En la segunda y última parte del artículo sobre el control de roedores se exponen los pasos del plan a seguir para desarrollar un programa de control de roedores con éxito.

  1. Inspección minuciosa: se deben detectar los sitios de tránsito, zonas de cría y refugio, deyecciones, huellas, madrigueras, daños estructurales en la instalación, caminos de escape y, si es posible, visualizar a los roedores (lo más factible es hacerlo al atardecer o anochecer, ya que las ratas tienen hábitos nocturnos).

  2. Identificación de la plaga y valoración del problema: es importante saber el tipo de roedor e, incluso, hacer una estimación del número de individuos al que se enfrenta, ya que conocerlos facilitará el trabajo de colocación de los portacebos y el número de los mismos; además de saber la cantidad de raticida que se necesitará.

  3. Hacer un mapa de dónde se han colocado estratégicamente todas las estaciones de cebo. Investigaciones han revelado que la localización de los cebos en las granjas debe seguir un plan sistemático. En toda la explotación se debe poner un cebo al menos en cada lugar donde es probable que las ratas aparezcan. Estos puntos se deben inspeccionar dos veces a la semana durante más de seis semanas, y el cebo que es consumido debe ser rellenado. Constituye una ayuda dibujar un mapa de la explotación y marcar con un número todos los puntos donde se ha emplazado un cebo. Es recomendable que la cantidad de rodenticida por punto de cebo y el tiempo de permanencia queden recogidos en un informe. Este documento permitirá mejorar futuras medidas de control y podría ser utilizado como una prueba de buena práctica de higiene conforme a los requisitos de bioseguridad e higiene alimentaria.

  4. Elección del tipo de raticida: hay que tener en cuenta que en las granjas los roedores disponen de gran cantidad y variedad de alimento. Por lo tanto, la propiedad más importante en un cebo es su grado de atracción/palatabilidad para los roedores.

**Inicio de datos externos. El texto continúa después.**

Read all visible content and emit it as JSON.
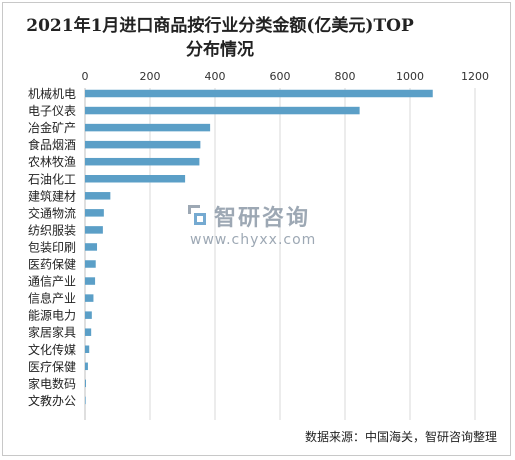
{
  "chart_data": {
    "type": "bar",
    "orientation": "horizontal",
    "title": "2021年1月进口商品按行业分类金额(亿美元)TOP分布情况",
    "categories": [
      "机械机电",
      "电子仪表",
      "冶金矿产",
      "食品烟酒",
      "农林牧渔",
      "石油化工",
      "建筑建材",
      "交通物流",
      "纺织服装",
      "包装印刷",
      "医药保健",
      "通信产业",
      "信息产业",
      "能源电力",
      "家居家具",
      "文化传媒",
      "医疗保健",
      "家电数码",
      "文教办公"
    ],
    "values": [
      1070,
      845,
      385,
      355,
      352,
      308,
      78,
      58,
      55,
      37,
      33,
      31,
      26,
      21,
      19,
      13,
      9,
      3,
      2
    ],
    "xlim": [
      0,
      1200
    ],
    "xticks": [
      0,
      200,
      400,
      600,
      800,
      1000,
      1200
    ],
    "grid": true,
    "bar_color": "#5b9fc7"
  },
  "watermark": {
    "text": "智研咨询",
    "url": "www.chyxx.com"
  },
  "source": "数据来源：中国海关，智研咨询整理"
}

La palatabilidad de un raticida es un punto muy importante para elegir un tipo de raticida u otro; además, se deben tener en cuenta dónde y cuándo lo vamos a aplicar.

 

En las explotaciones ganaderas se debe actuar en distintos frentes y, por lo tanto, se deben manejar diferentes presentaciones independientemente del ingrediente activo.

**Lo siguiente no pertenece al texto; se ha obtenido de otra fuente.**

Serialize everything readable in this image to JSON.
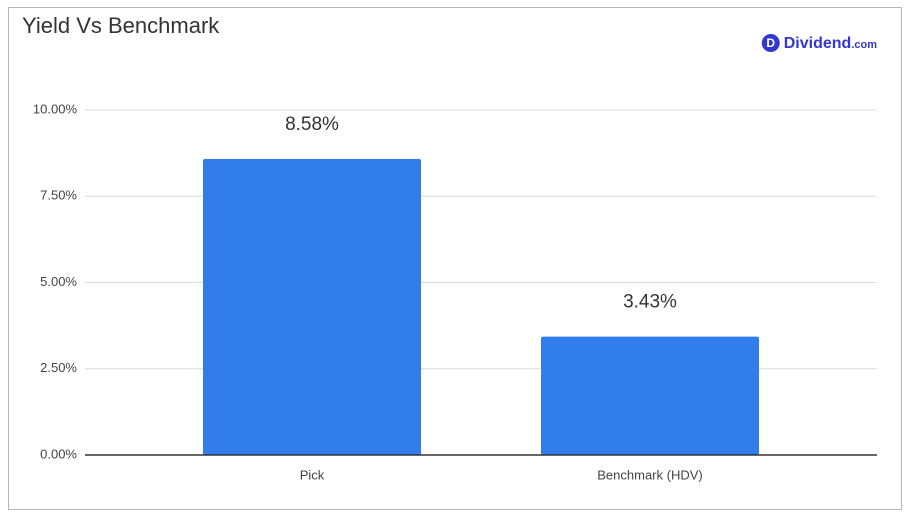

Ventajas de emplear portacebos o estaciones raticidas:

• Reducen la probabilidad de que las personas o animales que no son un objetivo para el control tengan contacto con los rodenticidas.

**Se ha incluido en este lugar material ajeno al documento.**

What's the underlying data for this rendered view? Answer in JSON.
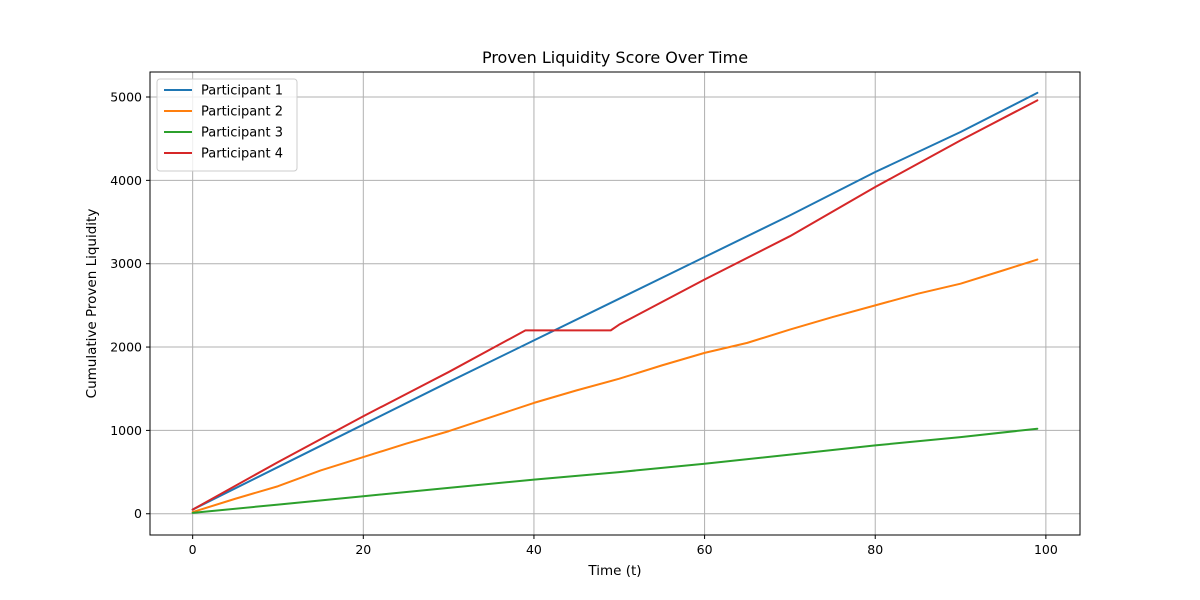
{
  "chart_data": {
    "type": "line",
    "title": "Proven Liquidity Score Over Time",
    "xlabel": "Time (t)",
    "ylabel": "Cumulative Proven Liquidity",
    "xlim": [
      -5,
      104
    ],
    "ylim": [
      -255,
      5300
    ],
    "xticks": [
      0,
      20,
      40,
      60,
      80,
      100
    ],
    "yticks": [
      0,
      1000,
      2000,
      3000,
      4000,
      5000
    ],
    "grid": true,
    "legend_position": "top-left",
    "series": [
      {
        "name": "Participant 1",
        "color": "#1f77b4",
        "x": [
          0,
          10,
          20,
          30,
          40,
          50,
          60,
          70,
          80,
          90,
          99
        ],
        "y": [
          50,
          560,
          1070,
          1580,
          2080,
          2580,
          3080,
          3580,
          4100,
          4580,
          5050
        ]
      },
      {
        "name": "Participant 2",
        "color": "#ff7f0e",
        "x": [
          0,
          5,
          10,
          15,
          20,
          25,
          30,
          35,
          40,
          45,
          50,
          55,
          60,
          65,
          70,
          75,
          80,
          85,
          90,
          95,
          99
        ],
        "y": [
          20,
          180,
          330,
          520,
          680,
          840,
          990,
          1160,
          1330,
          1480,
          1620,
          1780,
          1930,
          2050,
          2210,
          2360,
          2500,
          2640,
          2760,
          2920,
          3050
        ]
      },
      {
        "name": "Participant 3",
        "color": "#2ca02c",
        "x": [
          0,
          10,
          20,
          30,
          40,
          50,
          60,
          70,
          80,
          90,
          99
        ],
        "y": [
          10,
          110,
          210,
          310,
          410,
          500,
          600,
          710,
          820,
          920,
          1020
        ]
      },
      {
        "name": "Participant 4",
        "color": "#d62728",
        "x": [
          0,
          10,
          20,
          30,
          39,
          49,
          50,
          60,
          70,
          80,
          90,
          99
        ],
        "y": [
          50,
          620,
          1170,
          1700,
          2200,
          2200,
          2270,
          2810,
          3330,
          3920,
          4480,
          4960
        ]
      }
    ]
  }
}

• Protegen a los rodenticidas de los efectos del ambiente, al permitir que el producto siga siendo atractivo a los roedores por más tiempo.

• Inducen a los roedores a alimentarse dentro de un refugio seguro y oscuro para comer.

• Reducen la posibilidad de derramamientos.

• Se puede llevar un registro del número de estaciones y consumo por parte de los roedores de igual forma que del tipo de formulación.

• Dan la oportunidad de controlar el nivel de actividad, basándose en el consumo y colocándolas en los sitios más activos.

• Se colocan a lo largo del perímetro exterior de la instalación para evitar ingresos al área tratada por parte de roedores de áreas colindantes.

Presentaciones comerciales de rodenticidas

En el mercado encontramos diferentes formas y presentaciones, independientemente del ingrediente activo. Hay que tener en cuenta este tipo de presentación a la hora de elegir un rodenticida u otro para tener éxito en un programa de control de roedores y se deben manejar diferentes presentaciones dependiendo del lugar donde vamos a aplicar el cebo.

• Cebo de semillas (deben competir con el alimento de la granja).

• Pellets.

• Bloque de parafina (ideal para exterior y zonas húmedas —arquetas, alcantarillas, etc.).

• Líquidos.

• Pasta (zona de interior y madrigueras).

• Espuma (zonas de paso).

Hay que tener en cuenta que estamos manejando productos tóxicos, sobre todo en exterior, por lo que se deben extremar las precauciones y manejar estaciones de cebo específicas para aplicar este tipo de productos, para evitar intoxicaciones en otras especies (animales domésticos e incluso personas).